The centre encapsulates a different vision to the normal test centre. MacIntyre explains: "There’s a big difference between verification and validation. Validation means you do everything at the end, to make sure the product meets your requirements. With verification, you make sure that you know how to build a product right, and in validation, you’re just making sure you built it right. If you can verify a product you can typically get it built faster and better, and know what you’re doing. When you start thinking about doing things right, it gives you the ability to react with speed, it gives you agility in the marketplace, it also gives you the key tools you need in order to make changes to your product and the opportunity to make your product better.
"Testing with customer partners is a validation technique. It’s part of how you test the voice of the customer. It’s certainly a good tool, it’s part of our marketing and how we drive our changes. We also like to take that information we’ve learned, a few ideas, a few concepts, and have a chance to evaluate them right away. That’s never very easy to do if you have to build a product. But if you can look at components or subsystems, it gives you the opportunity to evaluate quicker."
Verification in action
Being able to perform verification testing relies on a complex toolkit of testing devices, and a specialised team of engineers. Many of these test engineers aren’t from a crane design background: walking around the centre feels qualitatively different, more like a university engineering lab than a typical crane testing centre.
Product verification centre director Alan Calta says, "Our mission is to verify the designs earlier in the product development cycle. Historically we had to wait until the prototype crane shows up, after it is completely built, before we start testing it. We can verify designs early in the cycle, not wait for the prototype to show up.
"The outcome is earlier delivery, because we can do all that testing up front. In a new product development cycle, the testing part is a big chunk of that time.
"There’s a reduction in that time. Warranty costs will go down and quality will go up. We’ll learn more about, and be able to work more closely with, our suppliers; we learn more about their capabilities, and we will be able to develop some standards on these components and subsystems."
The product verification centre tests components and subsystems from both Manitowoc’s internal suppliers and third parties. Key to being able to do this is developing verification standards.
Calta says, "We have three engineers dedicated just to developing these verification standards. A verification standard is not a design standard, it does not tell a supplier how to design something,
it tells them how that component or subsystem should perform: this pump shall deliver so many gallons per minute under these environmental conditions, at these temperatures, things like that.
"There’s some room for interpretation, like many standards. Our purchasing people will hand the product supplier this product verification standard (PVS). They’ll read it, and say one of three things: yes we meet it; no we don’t; or, we don’t know. What we’re going to do is work with them to help them understand their components, and if they don’t meet it, maybe with some of our facility’s equipment here, we can collaborate with them, help them to get the part qualified."
Testing against product verification standards relies on a a range of highly specialised equipment.

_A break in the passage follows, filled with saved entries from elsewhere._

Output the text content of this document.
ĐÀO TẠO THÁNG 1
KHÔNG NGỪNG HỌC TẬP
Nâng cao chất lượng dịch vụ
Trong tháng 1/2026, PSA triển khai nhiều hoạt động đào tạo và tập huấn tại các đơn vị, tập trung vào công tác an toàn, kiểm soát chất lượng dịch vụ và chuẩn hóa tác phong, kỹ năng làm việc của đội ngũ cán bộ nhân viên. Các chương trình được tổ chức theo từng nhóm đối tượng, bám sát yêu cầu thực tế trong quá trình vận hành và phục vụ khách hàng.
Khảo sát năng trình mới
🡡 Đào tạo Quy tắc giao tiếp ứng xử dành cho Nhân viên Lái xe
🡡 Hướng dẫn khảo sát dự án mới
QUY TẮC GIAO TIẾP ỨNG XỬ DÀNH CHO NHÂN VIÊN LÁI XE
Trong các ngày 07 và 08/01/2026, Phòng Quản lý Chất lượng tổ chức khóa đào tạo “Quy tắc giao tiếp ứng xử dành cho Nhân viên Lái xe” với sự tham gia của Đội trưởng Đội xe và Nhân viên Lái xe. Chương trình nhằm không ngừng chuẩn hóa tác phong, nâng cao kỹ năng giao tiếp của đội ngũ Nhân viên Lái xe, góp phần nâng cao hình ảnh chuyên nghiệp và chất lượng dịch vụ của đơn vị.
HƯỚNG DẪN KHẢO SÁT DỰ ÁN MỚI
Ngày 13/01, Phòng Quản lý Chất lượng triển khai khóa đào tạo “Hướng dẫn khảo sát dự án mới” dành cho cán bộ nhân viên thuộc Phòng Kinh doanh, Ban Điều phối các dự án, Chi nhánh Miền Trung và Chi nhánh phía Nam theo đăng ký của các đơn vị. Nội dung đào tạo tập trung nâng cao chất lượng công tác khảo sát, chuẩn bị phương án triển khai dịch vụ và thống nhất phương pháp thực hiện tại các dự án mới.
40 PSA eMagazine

The centre is constructed like a hybrid of an air traffic control tower, an engineering department laboratory, and a vehicle test bay.
At the front of the building, on the second floor, engineers supervising outside tests of prototype cranes look out over the proving ground. Each test pad has its own shed, holding tools for the engineers outside, and monitoring equipment sending data back to the control room.

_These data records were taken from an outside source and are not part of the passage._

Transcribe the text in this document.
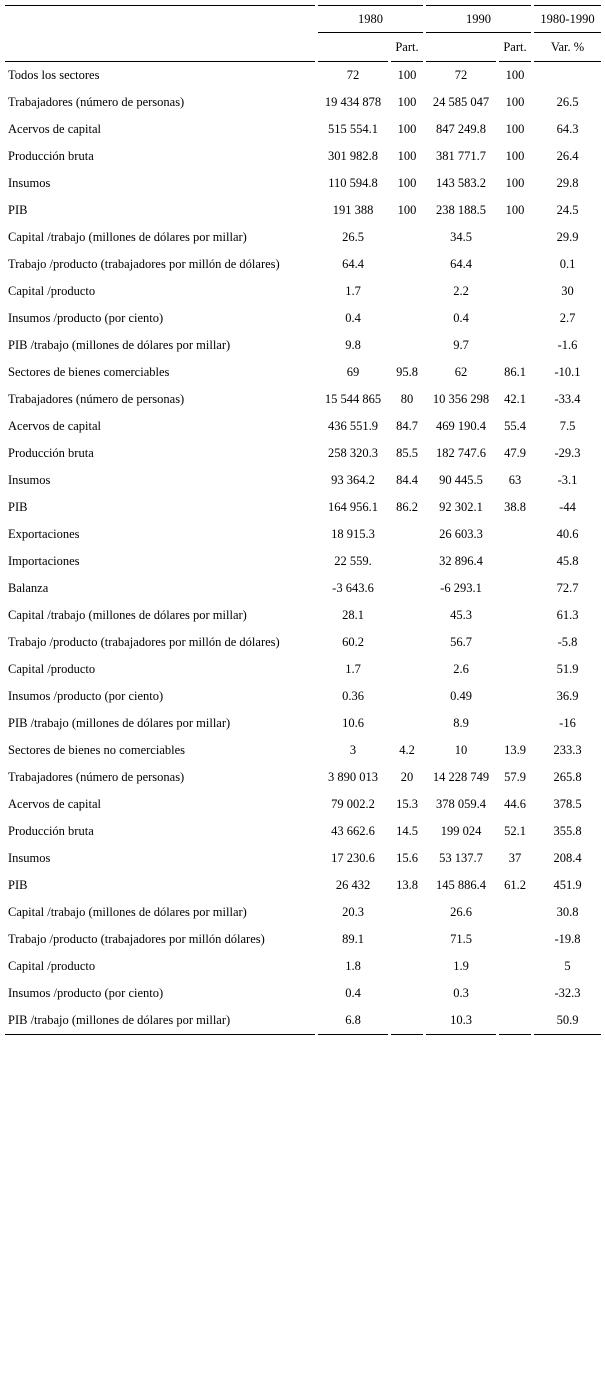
	1980		1990		1980-1990
		Part.		Part.	Var. %
Todos los sectores	72	100	72	100	
Trabajadores (número de personas)	19 434 878	100	24 585 047	100	26.5
Acervos de capital	515 554.1	100	847 249.8	100	64.3
Producción bruta	301 982.8	100	381 771.7	100	26.4
Insumos	110 594.8	100	143 583.2	100	29.8
PIB	191 388	100	238 188.5	100	24.5
Capital /trabajo (millones de dólares por millar)	26.5		34.5		29.9
Trabajo /producto (trabajadores por millón de dólares)	64.4		64.4		0.1
Capital /producto	1.7		2.2		30
Insumos /producto (por ciento)	0.4		0.4		2.7
PIB /trabajo (millones de dólares por millar)	9.8		9.7		-1.6
Sectores de bienes comerciables	69	95.8	62	86.1	-10.1
Trabajadores (número de personas)	15 544 865	80	10 356 298	42.1	-33.4
Acervos de capital	436 551.9	84.7	469 190.4	55.4	7.5
Producción bruta	258 320.3	85.5	182 747.6	47.9	-29.3
Insumos	93 364.2	84.4	90 445.5	63	-3.1
PIB	164 956.1	86.2	92 302.1	38.8	-44
Exportaciones	18 915.3		26 603.3		40.6
Importaciones	22 559.		32 896.4		45.8
Balanza	-3 643.6		-6 293.1		72.7
Capital /trabajo (millones de dólares por millar)	28.1		45.3		61.3
Trabajo /producto (trabajadores por millón de dólares)	60.2		56.7		-5.8
Capital /producto	1.7		2.6		51.9
Insumos /producto (por ciento)	0.36		0.49		36.9
PIB /trabajo (millones de dólares por millar)	10.6		8.9		-16
Sectores de bienes no comerciables	3	4.2	10	13.9	233.3
Trabajadores (número de personas)	3 890 013	20	14 228 749	57.9	265.8
Acervos de capital	79 002.2	15.3	378 059.4	44.6	378.5
Producción bruta	43 662.6	14.5	199 024	52.1	355.8
Insumos	17 230.6	15.6	53 137.7	37	208.4
PIB	26 432	13.8	145 886.4	61.2	451.9
Capital /trabajo (millones de dólares por millar)	20.3		26.6		30.8
Trabajo /producto (trabajadores por millón dólares)	89.1		71.5		-19.8
Capital /producto	1.8		1.9		5
Insumos /producto (por ciento)	0.4		0.3		-32.3
PIB /trabajo (millones de dólares por millar)	6.8		10.3		50.9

Downstairs, a series of rooms are dedicated to specialised testing of components: when Cranes Today visited, a team of engineers were performing cyclical testing on an electronic pivot, used to carry signal cables and power up through a crane’s slewing ring.
Behind this series of rooms, is the main testing bay. One of the biggest systems is the structural test grid, used to test large components. Calta says, "The test grid goes six feet into the ground. Underneath are a series of structural steel I-beams and rebar. We can attach components to the test grid, and then using a power system, software interface, and vary sophisticated actuators and simulators, for example, take the outriggers and carrier as one component, turn it upside down, mount it on the floor, and use these actuators to push down on the outriggers to simulate what it is seeing in the field. And you can do that thousands of times, hence what may take you months to do the old fashioned way, you can do in weeks."
Across the room is a smaller, but central piece of equipment. The HALT, or high accelerated life-cycle testing, chamber allows Manitowoc to simulate years of work. Calta says, "It can go from -100°C-+200°C, in four minutes. You take electrical or electronic components, and the manufacturer or supplier tells you what their life rating is: ’10 years under these conditions’ or, with a switch, ‘good for 500,000 under certain conditions’.
"We put these components in there, and using this change of temperature, as well as a shaker table, which can develop up to 100Gs of force, you can simulate ten years in the field in two or three weeks. We’ll create a verification standard based on that. You can put anything in there, as simple as the headlight switch, or windshield wiper motor, or something as sophisticated as entire circuit board."
Delivery without defects
The benefit of having this equipment, along with the humidity chambers, corrosion testing, hydaulic test benches and other testing equipment at the site, is faster delivery, and less costs for Manitowoc and its customers.
Hedging carefully, MacIntyre lays out these benefits: "You’re probably looking at defect rates that are less than half what was out there before. It affects the delivery of parts, it affects production schedules, it affects when you can launch new products. You can take the steps we have as an organisation, to get to the the next level.
"You can do all the validation testing you want, but typically, you’re fixing defects. That’s great, you’re catching those defects, but how do you really get rid of them? That’s where you have to get into a verification process. A verification process attacks where those defects occur."
The end result is new cranes, faster, meeting changing market demands, with less defects, leading to a true crane launch success.